A graduate cum laude from Dunbarton College of the Holy Cross, Michaela Murphy Odone was granted both a French government and a Fulbright scholarship to study at the University of Grenoble (France) and to teach English at a local lycée. In 1966 she made the list of Outstanding Young Women of America. Michaela had an important role both in developing Lorenzo’s Oil and in setting up The Myelin Project. But one of her major feats was undoubtedly to have kept Lorenzo alive and in good health all these years. She did this by focusing almost exclusively on his care. Giving up all forms of entertainment, she mastered every aspect of the disease—neurological, metabolic, and endocrinological.

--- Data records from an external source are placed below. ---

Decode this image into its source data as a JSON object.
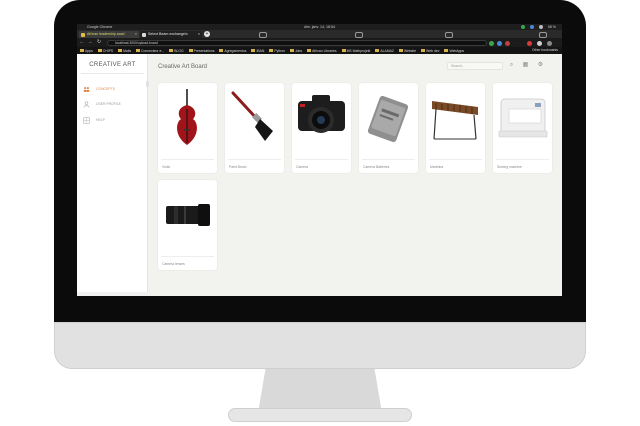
{
  "os": {
    "app_name": "Google Chrome",
    "clock": "dim. janv. 14, 18:54",
    "battery": "98 %"
  },
  "browser": {
    "tabs": [
      {
        "label": "African leadership acad",
        "active": true
      },
      {
        "label": "Select Beam exchange/c",
        "active": false
      }
    ],
    "new_tab_symbol": "+",
    "url": "localhost:3000/upload-board",
    "bookmarks": [
      "Apps",
      "CHIPS",
      "Mails",
      "Connecteur e...",
      "BLOG",
      "Presentations",
      "Agrégamentos",
      "IBAN",
      "Python",
      "Jobs",
      "African Libraries",
      "MS Mathprojekt",
      "ALAMAZ",
      "Website",
      "Web dev",
      "WebApps"
    ],
    "other_bookmarks": "Other bookmarks"
  },
  "app": {
    "brand": "CREATIVE ART",
    "sidebar": [
      {
        "label": "CONCEPTS",
        "icon": "people-icon",
        "active": true
      },
      {
        "label": "USER PROFILE",
        "icon": "user-icon",
        "active": false
      },
      {
        "label": "HELP",
        "icon": "grid-icon",
        "active": false
      }
    ],
    "page_title": "Creative Art Board",
    "search_placeholder": "Search...",
    "toolbar_icons": [
      "search-icon",
      "filter-icon",
      "settings-icon"
    ],
    "cards": [
      {
        "label": "Violin",
        "icon": "violin-icon"
      },
      {
        "label": "Paint Brush",
        "icon": "paint-brush-icon"
      },
      {
        "label": "Camera",
        "icon": "camera-icon"
      },
      {
        "label": "Camera Batteries",
        "icon": "battery-icon"
      },
      {
        "label": "Marimba",
        "icon": "marimba-icon"
      },
      {
        "label": "Sewing machine",
        "icon": "sewing-machine-icon"
      },
      {
        "label": "Camera lenses",
        "icon": "lens-icon"
      }
    ]
  },
  "colors": {
    "accent": "#e08a4a",
    "background": "#f2f2ef",
    "bezel": "#0b0b0b"
  }
}
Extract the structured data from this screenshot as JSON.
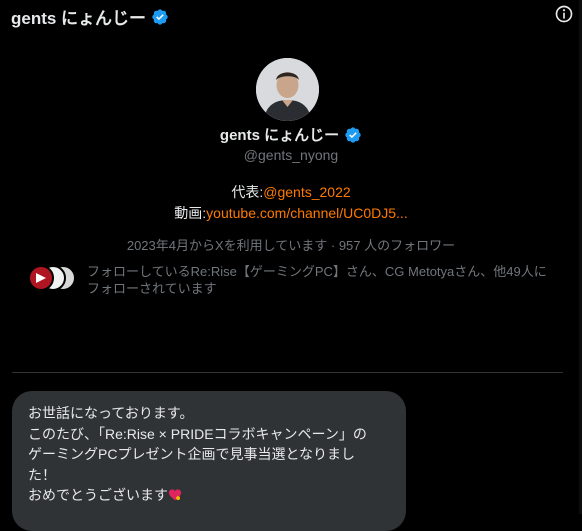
{
  "header": {
    "title": "gents にょんじー"
  },
  "profile": {
    "name": "gents にょんじー",
    "handle": "@gents_nyong",
    "bio": {
      "line1_label": "代表:",
      "line1_link": "@gents_2022",
      "line2_label": "動画:",
      "line2_link": "youtube.com/channel/UC0DJ5..."
    },
    "meta": "2023年4月からXを利用しています · 957 人のフォロワー",
    "followers_you_know": "フォローしているRe:Rise【ゲーミングPC】さん、CG Metotyaさん、他49人にフォローされています"
  },
  "message": {
    "lines": [
      "お世話になっております。",
      "このたび、「Re:Rise × PRIDEコラボキャンペーン」の",
      "ゲーミングPCプレゼント企画で見事当選となりまし",
      "た！",
      "おめでとうございます"
    ]
  },
  "colors": {
    "background": "#000000",
    "accent_link": "#ff7a00",
    "verified": "#1d9bf0",
    "muted_text": "#71767b",
    "bubble": "#2f3336"
  },
  "icons": [
    "verified-badge-icon",
    "info-icon",
    "heart-emoji-icon"
  ]
}
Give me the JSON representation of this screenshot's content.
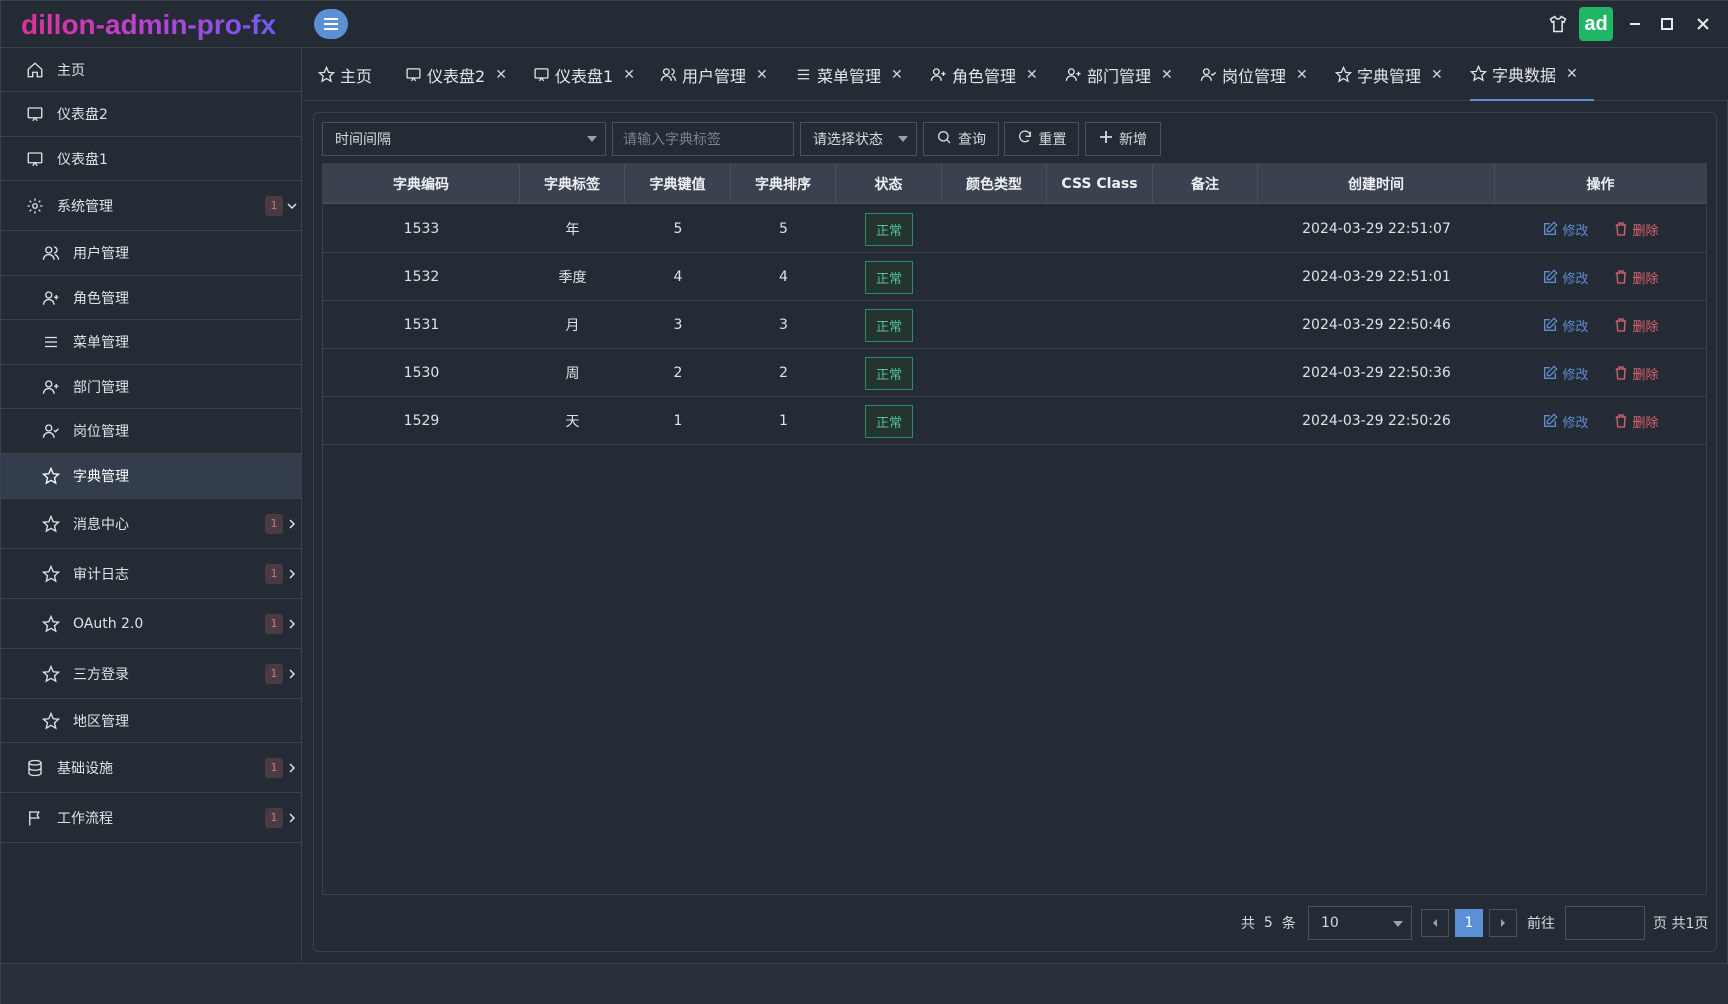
{
  "app": {
    "title": "dillon-admin-pro-fx",
    "avatar_text": "ad"
  },
  "sidebar": {
    "items": [
      {
        "label": "主页",
        "icon": "home-icon"
      },
      {
        "label": "仪表盘2",
        "icon": "monitor-icon"
      },
      {
        "label": "仪表盘1",
        "icon": "monitor-icon"
      },
      {
        "label": "系统管理",
        "icon": "gear-icon",
        "badge": "1",
        "expanded": true
      },
      {
        "label": "用户管理",
        "icon": "users-icon"
      },
      {
        "label": "角色管理",
        "icon": "user-plus-icon"
      },
      {
        "label": "菜单管理",
        "icon": "list-icon"
      },
      {
        "label": "部门管理",
        "icon": "user-plus-icon"
      },
      {
        "label": "岗位管理",
        "icon": "user-check-icon"
      },
      {
        "label": "字典管理",
        "icon": "star-icon",
        "active": true
      },
      {
        "label": "消息中心",
        "icon": "star-icon",
        "badge": "1"
      },
      {
        "label": "审计日志",
        "icon": "star-icon",
        "badge": "1"
      },
      {
        "label": "OAuth 2.0",
        "icon": "star-icon",
        "badge": "1"
      },
      {
        "label": "三方登录",
        "icon": "star-icon",
        "badge": "1"
      },
      {
        "label": "地区管理",
        "icon": "star-icon"
      },
      {
        "label": "基础设施",
        "icon": "database-icon",
        "badge": "1"
      },
      {
        "label": "工作流程",
        "icon": "flag-icon",
        "badge": "1"
      }
    ]
  },
  "tabs": [
    {
      "label": "主页",
      "icon": "star-icon",
      "closable": false
    },
    {
      "label": "仪表盘2",
      "icon": "monitor-icon",
      "closable": true
    },
    {
      "label": "仪表盘1",
      "icon": "monitor-icon",
      "closable": true
    },
    {
      "label": "用户管理",
      "icon": "users-icon",
      "closable": true
    },
    {
      "label": "菜单管理",
      "icon": "list-icon",
      "closable": true
    },
    {
      "label": "角色管理",
      "icon": "user-plus-icon",
      "closable": true
    },
    {
      "label": "部门管理",
      "icon": "user-plus-icon",
      "closable": true
    },
    {
      "label": "岗位管理",
      "icon": "user-check-icon",
      "closable": true
    },
    {
      "label": "字典管理",
      "icon": "star-icon",
      "closable": true
    },
    {
      "label": "字典数据",
      "icon": "star-icon",
      "closable": true,
      "active": true
    }
  ],
  "toolbar": {
    "interval_select": "时间间隔",
    "label_placeholder": "请输入字典标签",
    "status_select": "请选择状态",
    "query_label": "查询",
    "reset_label": "重置",
    "add_label": "新增"
  },
  "table": {
    "columns": [
      "字典编码",
      "字典标签",
      "字典键值",
      "字典排序",
      "状态",
      "颜色类型",
      "CSS Class",
      "备注",
      "创建时间",
      "操作"
    ],
    "rows": [
      {
        "code": "1533",
        "label": "年",
        "value": "5",
        "sort": "5",
        "status": "正常",
        "color_type": "",
        "css_class": "",
        "remark": "",
        "created": "2024-03-29 22:51:07"
      },
      {
        "code": "1532",
        "label": "季度",
        "value": "4",
        "sort": "4",
        "status": "正常",
        "color_type": "",
        "css_class": "",
        "remark": "",
        "created": "2024-03-29 22:51:01"
      },
      {
        "code": "1531",
        "label": "月",
        "value": "3",
        "sort": "3",
        "status": "正常",
        "color_type": "",
        "css_class": "",
        "remark": "",
        "created": "2024-03-29 22:50:46"
      },
      {
        "code": "1530",
        "label": "周",
        "value": "2",
        "sort": "2",
        "status": "正常",
        "color_type": "",
        "css_class": "",
        "remark": "",
        "created": "2024-03-29 22:50:36"
      },
      {
        "code": "1529",
        "label": "天",
        "value": "1",
        "sort": "1",
        "status": "正常",
        "color_type": "",
        "css_class": "",
        "remark": "",
        "created": "2024-03-29 22:50:26"
      }
    ],
    "edit_label": "修改",
    "delete_label": "删除"
  },
  "pagination": {
    "total_prefix": "共",
    "total": "5",
    "total_suffix": "条",
    "page_size": "10",
    "current_page": "1",
    "goto_label": "前往",
    "pages_label": "页 共1页"
  },
  "colors": {
    "accent": "#5b8fd6",
    "success": "#4fc3a1",
    "danger": "#d9646f",
    "brand_gradient": [
      "#e0309a",
      "#6f5cf0"
    ]
  }
}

The care plan she wrote was praised by all doctors who knew the case. For sixteen long years she spent interminable hours at Lorenzo’s bedside, day in and day out. Her passionate caring for Lorenzo, however, did not prevent her from answering the constant flow of questions from desperate ALD mothers all over the world. Michaela had a history of helping people in their moments of need, especially the poor and disadvantaged. During her years in the Comoros, the French-speaking island nation in the Indian Ocean, she ran an informal clinic, distributing medicines donated by charitable U.S. organizations.
With her impeccable French, she helped Augusto write the Economic Plan of the Comoros, which Augusto had been assigned to draw up under a United Nations-financed, Bank-executed project. In later years, she conceived a poem about Lorenzo and sent it to Phil Collins. He immediately wrote back asking her not to give her lyrics to anyone else because he wanted to put music to them. Phil kept his word and now the song “Lorenzo” is part of his 1996 album, “Dance into the Light.”
For her devotion to Lorenzo, Michaela was sometimes referred to as a “tiger mother.” But the word “hero” is what defines her best. Her courage, dedication, and drive had an impact not only on Lorenzo’s life but also on the lives of so very many children and their families around the world. With her delicate beauty, natural elegance, and remarkable blend of spirituality and human warmth. At Michaela’s wake in her native Yonkers, New York, an often-repeated phrase was, “They don’t make them like Michaela any more. Her husband Augusto once said that, “If during her earthly life Michaela touched the lives of countless people, her legacy of commitment, love, and compassion will continue to be an inspiration to parents of sick children for years to come.”